Blueberry Lemon Cream Cheese Bread filled with a zesty lemon cream cheese mixture and bursting with fresh blueberries. Drizzled with a simple lemon glaze.
Preheat oven to 375F degrees. Line baking sheet with parchment paper or silicone baking mat. Set aside.
Using an electric hand mixer or stand mixer, beat cream cheese until creamy. Add egg yolk, lemon juice and 1/4 cup powdered sugar. Beat until well mixed. Set aside.
Remove breadstick dough from can. Unroll and separate dough into two rectangles.
Place dough rectangles horizontally on prepared baking sheet that is positioned vertically to you. Press seams together to seal.
Spoon cream cheese mixture onto center of dough. Sprinkled lemon zest and blueberries over cream cheese mixture.
Separate dough at perforations up to cream cheese mixture, slightly stretching dough strips. Beginning at top edge of dough, braid strips to cover filling. Tuck last two ends under at bottom of bread.
In a small bowl, beat egg white and water with a fork until blended to form an egg wash. Brush egg wash over braided bread.

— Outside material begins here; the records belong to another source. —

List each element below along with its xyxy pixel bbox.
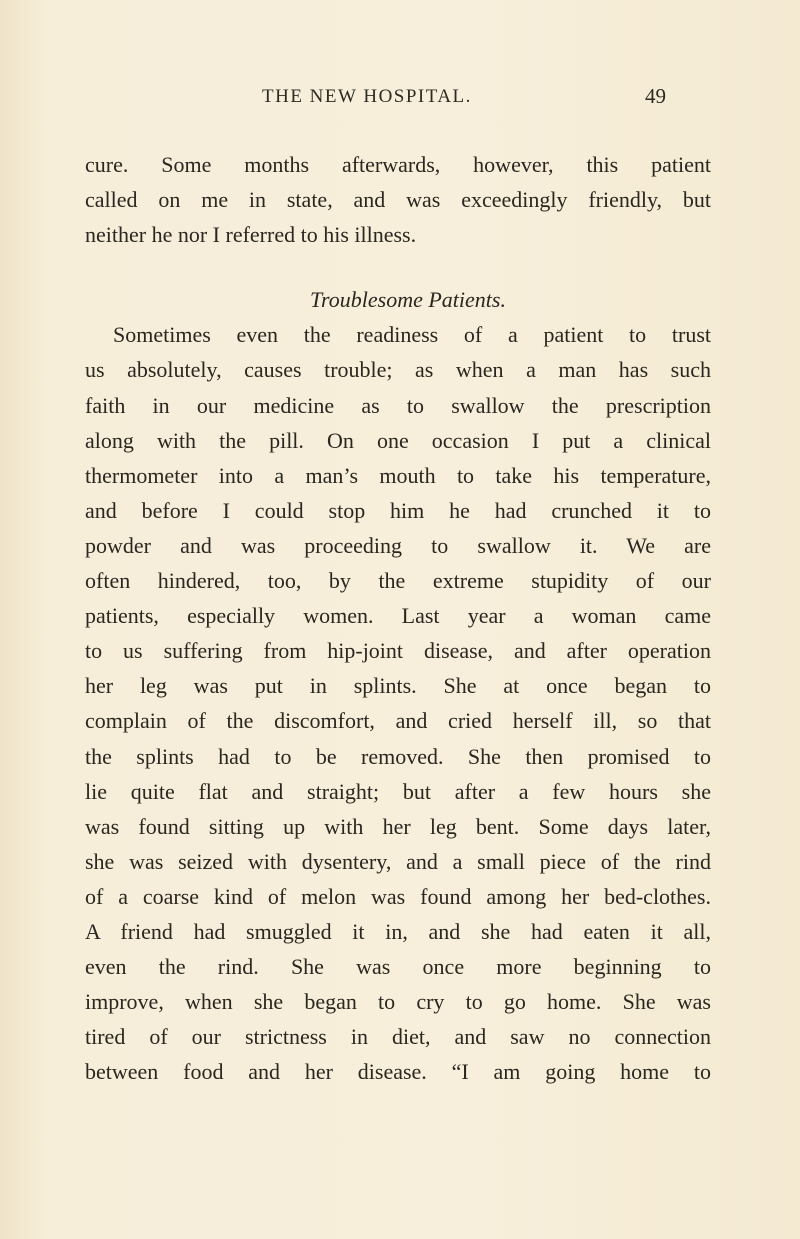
text-line: complain of the discomfort, and cried herself ill, so that xyxy=(85,708,711,734)
text-line: her leg was put in splints. She at once began to xyxy=(85,673,711,699)
page-number: 49 xyxy=(645,84,666,108)
text-line: faith in our medicine as to swallow the prescription xyxy=(85,392,711,418)
text-line: between food and her disease. “I am going home to xyxy=(85,1059,711,1085)
text-line: the splints had to be removed. She then promised to xyxy=(85,743,711,769)
text-line: cure. Some months afterwards, however, this patient xyxy=(85,152,711,177)
running-title: THE NEW HOSPITAL. xyxy=(262,86,472,107)
text-line: was found sitting up with her leg bent. Some days later, xyxy=(85,813,711,839)
text-line: even the rind. She was once more beginning to xyxy=(85,954,711,980)
section-heading: Troublesome Patients. xyxy=(310,287,506,313)
text-line: powder and was proceeding to swallow it. We are xyxy=(85,532,711,558)
text-line: neither he nor I referred to his illness. xyxy=(85,222,417,248)
text-line: of a coarse kind of melon was found among her bed-clothes. xyxy=(85,883,711,909)
text-line: she was seized with dysentery, and a small piece of the rind xyxy=(85,848,711,874)
text-line: patients, especially women. Last year a woman came xyxy=(85,603,711,629)
paragraph-troublesome-patients xyxy=(85,317,711,1089)
running-head xyxy=(0,86,800,116)
text-line: us absolutely, causes trouble; as when a man has such xyxy=(85,357,711,383)
text-line: to us suffering from hip-joint disease, and after operation xyxy=(85,638,711,664)
text-line: often hindered, too, by the extreme stupidity of our xyxy=(85,568,711,594)
text-line: and before I could stop him he had crunched it to xyxy=(85,497,711,523)
text-line: along with the pill. On one occasion I put a clinical xyxy=(85,427,711,453)
text-line: lie quite flat and straight; but after a few hours she xyxy=(85,778,711,804)
text-line: improve, when she began to cry to go home. She was xyxy=(85,989,711,1015)
body-text xyxy=(85,147,711,1089)
text-line: Sometimes even the readiness of a patient to trust xyxy=(113,322,711,348)
paragraph-continuation xyxy=(85,147,711,252)
text-line: tired of our strictness in diet, and saw no connection xyxy=(85,1024,711,1050)
text-line: thermometer into a man’s mouth to take his temperature, xyxy=(85,462,711,488)
text-line: A friend had smuggled it in, and she had eaten it all, xyxy=(85,918,711,944)
text-line: called on me in state, and was exceedingly friendly, but xyxy=(85,187,711,213)
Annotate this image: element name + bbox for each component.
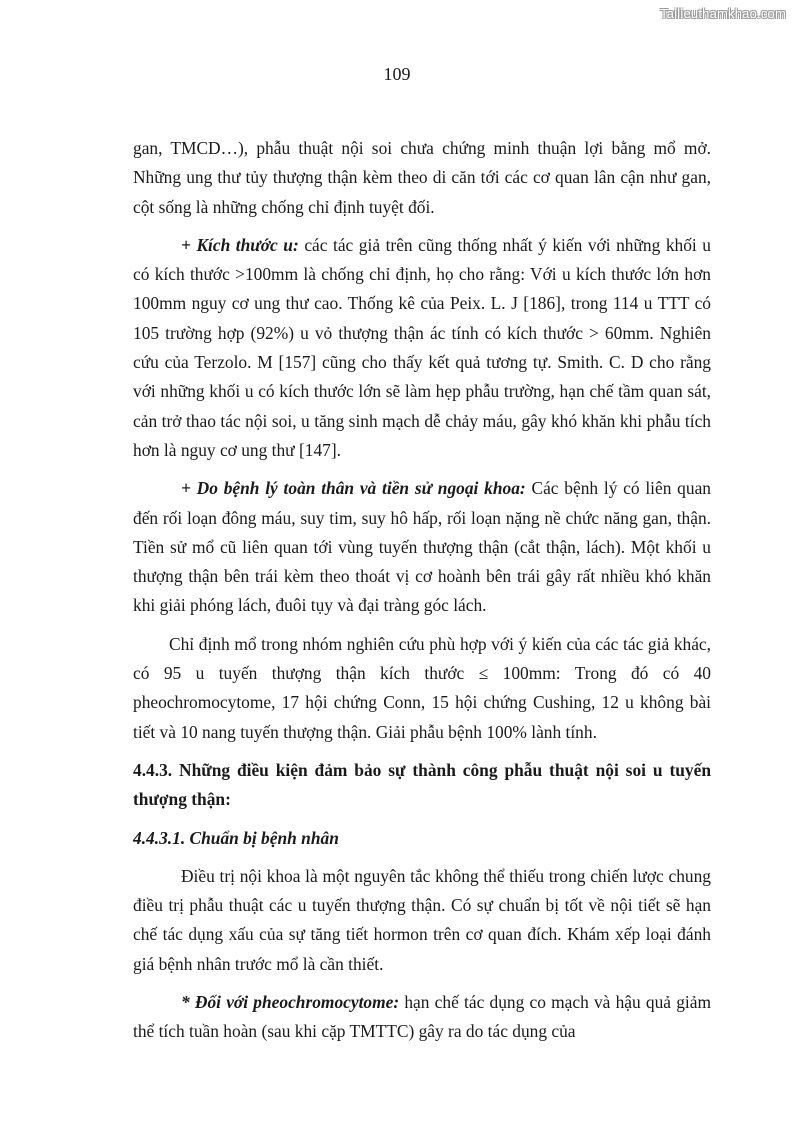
paragraph-lead: + Kích thước u: (181, 234, 299, 255)
paragraph-pheochromocytome (133, 988, 711, 1047)
paragraph-contraindications: gan, TMCD…), phẫu thuật nội soi chưa chứng minh thuận lợi bằng mổ mở. Những ung thư tủy thượng thận kèm theo di căn tới các cơ quan lân cận như gan, cột sống là những chống chỉ định tuyệt đối. (133, 138, 711, 217)
subsection-heading: 4.4.3.1. Chuẩn bị bệnh nhân (133, 827, 339, 848)
paragraph-patient-prep: Điều trị nội khoa là một nguyên tắc không thể thiếu trong chiến lược chung điều trị phẫu thuật các u tuyến thượng thận. Có sự chuẩn bị tốt về nội tiết sẽ hạn chế tác dụng xấu của sự tăng tiết hormon trên cơ quan đích. Khám xếp loại đánh giá bệnh nhân trước mổ là cần thiết. (133, 865, 711, 974)
watermark: Tailieuthamkhao.com (660, 6, 786, 21)
paragraph-text: hạn chế tác dụng co mạch và hậu quả giảm thể tích tuần hoàn (sau khi cặp TMTTC) gây ra do tác dụng của (133, 992, 711, 1042)
paragraph-text: các tác giả trên cũng thống nhất ý kiến với những khối u có kích thước >100mm là chống chỉ định, họ cho rằng: Với u kích thước lớn hơn 100mm nguy cơ ung thư cao. Thống kê của Peix. L. J [186], trong 114 u TTT có 105 trường hợp (92%) u vỏ thượng thận ác tính có kích thước > 60mm. Nghiên cứu của Terzolo. M [157] cũng cho thấy kết quả tương tự. Smith. C. D cho rằng với những khối u có kích thước lớn sẽ làm hẹp phẫu trường, hạn chế tầm quan sát, cản trở thao tác nội soi, u tăng sinh mạch dễ chảy máu, gây khó khăn khi phẫu tích hơn là nguy cơ ung thư [147]. (133, 234, 711, 460)
paragraph-indications: Chỉ định mổ trong nhóm nghiên cứu phù hợp với ý kiến của các tác giả khác, có 95 u tuyến thượng thận kích thước ≤ 100mm: Trong đó có 40 pheochromocytome, 17 hội chứng Conn, 15 hội chứng Cushing, 12 u không bài tiết và 10 nang tuyến thượng thận. Giải phẫu bệnh 100% lành tính. (133, 633, 711, 742)
section-heading: 4.4.3. Những điều kiện đảm bảo sự thành công phẫu thuật nội soi u tuyến thượng thận: (133, 759, 711, 810)
paragraph-lead: + Do bệnh lý toàn thân và tiền sử ngoại khoa: (181, 478, 526, 499)
paragraph-lead: * Đối với pheochromocytome: (181, 992, 400, 1013)
paragraph-systemic-disease (133, 474, 711, 620)
document-body (133, 134, 711, 1056)
paragraph-text: Các bệnh lý có liên quan đến rối loạn đông máu, suy tim, suy hô hấp, rối loạn nặng nề chức năng gan, thận. Tiền sử mổ cũ liên quan tới vùng tuyến thượng thận (cắt thận, lách). Một khối u thượng thận bên trái kèm theo thoát vị cơ hoành bên trái gây rất nhiều khó khăn khi giải phóng lách, đuôi tụy và đại tràng góc lách. (133, 478, 711, 616)
paragraph-tumor-size (133, 231, 711, 465)
page-number: 109 (383, 64, 411, 84)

Bake for 20 minutes, or until golden brown. Cool for at least 45 minutes before serving.
MAKE VANILLA GLAZE:
In a small bowl, combine powdered sugar, heavy whipping cream, and lemon juice. Mix until smooth. Drizzle glaze over bread before serving.
Notes
I have made this bread recipe many times, and I love switching up the fruit filling. Mix it up by using strawberries, raspberries, bananas or even chocolate!